Earlier, it was reported that Berlin, Paris, Rome and Amsterdam created a small vaccine alliance in spring to pre-order some jabs amid the lack of action from the EU, and had even reached some preliminary agreements with AstraZeneca. According to Bild, though, the initiative was ditched at the insistence of Merkel and other government heads – all supposedly in the name of European solidarity.

‘Symbol of solidarity’?

Concerns about the EU’s ability to procure enough vaccine doses surfaced well before the vaccination campaign even started. In mid-December, Germany’s Der Spiegel weekly rolled out a lengthy report in which it said that “the EU appears to have bought too little, too late” and “turned down hundreds of millions of vaccine doses that are now lacking.”

The paper said that Brussels had turned down offers from Pfizer/BioNTech as well as from Moderna that involved purchases for more vaccine doses – all while striking deals with companies that have failed to provide a viable vaccine candidate so far. It particularly signed an agreement with the French Sanofi, which said in December it would postpone the potential approval request for its vaccine candidate until at least the end of 2021.

“Health care is actually one of the competencies that is reserved for the member states in the EU. But the vaccine supply was meant to serve as a symbol of solidarity,” Der Spiegel noted. Solidarity is also something Spahn is calling for now.

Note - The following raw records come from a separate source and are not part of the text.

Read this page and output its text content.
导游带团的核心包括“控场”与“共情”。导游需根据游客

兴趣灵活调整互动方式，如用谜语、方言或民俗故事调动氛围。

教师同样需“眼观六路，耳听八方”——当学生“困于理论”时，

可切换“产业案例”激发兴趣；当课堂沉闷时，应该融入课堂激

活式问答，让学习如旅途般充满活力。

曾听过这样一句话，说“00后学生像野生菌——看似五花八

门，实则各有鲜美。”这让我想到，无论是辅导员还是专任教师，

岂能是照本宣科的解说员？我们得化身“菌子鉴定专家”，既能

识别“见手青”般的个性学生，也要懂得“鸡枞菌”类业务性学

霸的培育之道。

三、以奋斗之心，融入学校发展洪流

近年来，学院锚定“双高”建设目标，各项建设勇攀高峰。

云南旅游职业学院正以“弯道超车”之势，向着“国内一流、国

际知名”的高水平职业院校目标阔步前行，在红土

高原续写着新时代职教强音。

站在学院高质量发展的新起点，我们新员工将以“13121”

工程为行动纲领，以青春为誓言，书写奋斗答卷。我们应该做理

“In this really difficult phase of the pandemic, I believe citizens rightly expect unity and determination from their government,” the minister told ARD on Tuesday morning while accusing his Social Democratic coalition partners of opportunism.

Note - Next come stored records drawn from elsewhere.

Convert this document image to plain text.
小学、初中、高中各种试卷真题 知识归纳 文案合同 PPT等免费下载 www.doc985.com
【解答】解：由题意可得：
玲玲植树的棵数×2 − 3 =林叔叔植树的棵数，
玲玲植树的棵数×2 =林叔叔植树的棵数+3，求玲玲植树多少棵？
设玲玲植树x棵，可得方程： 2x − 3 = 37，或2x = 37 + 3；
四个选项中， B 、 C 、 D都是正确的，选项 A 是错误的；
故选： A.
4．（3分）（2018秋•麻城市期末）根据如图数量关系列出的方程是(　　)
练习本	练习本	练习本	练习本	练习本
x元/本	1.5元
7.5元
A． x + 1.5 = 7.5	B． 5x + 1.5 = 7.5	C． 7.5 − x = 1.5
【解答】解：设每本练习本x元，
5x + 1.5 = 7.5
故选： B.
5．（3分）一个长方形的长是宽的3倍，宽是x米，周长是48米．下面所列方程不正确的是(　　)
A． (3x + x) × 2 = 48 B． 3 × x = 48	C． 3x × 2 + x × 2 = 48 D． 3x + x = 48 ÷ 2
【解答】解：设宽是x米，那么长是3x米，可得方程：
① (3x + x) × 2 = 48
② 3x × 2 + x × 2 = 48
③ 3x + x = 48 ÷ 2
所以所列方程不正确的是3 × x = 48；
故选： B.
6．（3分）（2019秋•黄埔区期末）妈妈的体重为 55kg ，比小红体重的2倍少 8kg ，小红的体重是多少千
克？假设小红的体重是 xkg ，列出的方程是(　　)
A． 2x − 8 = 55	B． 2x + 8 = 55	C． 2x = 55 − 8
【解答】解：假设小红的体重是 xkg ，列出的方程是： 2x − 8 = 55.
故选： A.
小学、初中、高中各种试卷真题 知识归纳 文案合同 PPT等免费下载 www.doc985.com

He also shot down the criticism coming from the SPD, saying they were trying to “be both the government and the opposition at the same time” ahead of the upcoming elections in an apparent bid to secure broader support, while also predicting it would hardly score them points. CDU’s acting head Annegret Kramp-Karrenbauer also called it a “cheap attempt to campaign in the midst of the pandemic.”

Notably, the German health minister continues to deny the problem exists. “The problem is not the amount ordered. The problem is the low production capacity at the beginning with extremely high demand worldwide,” Spahn told Rheinische Post newspaper, adding that “enough” vaccine doses had been ordered.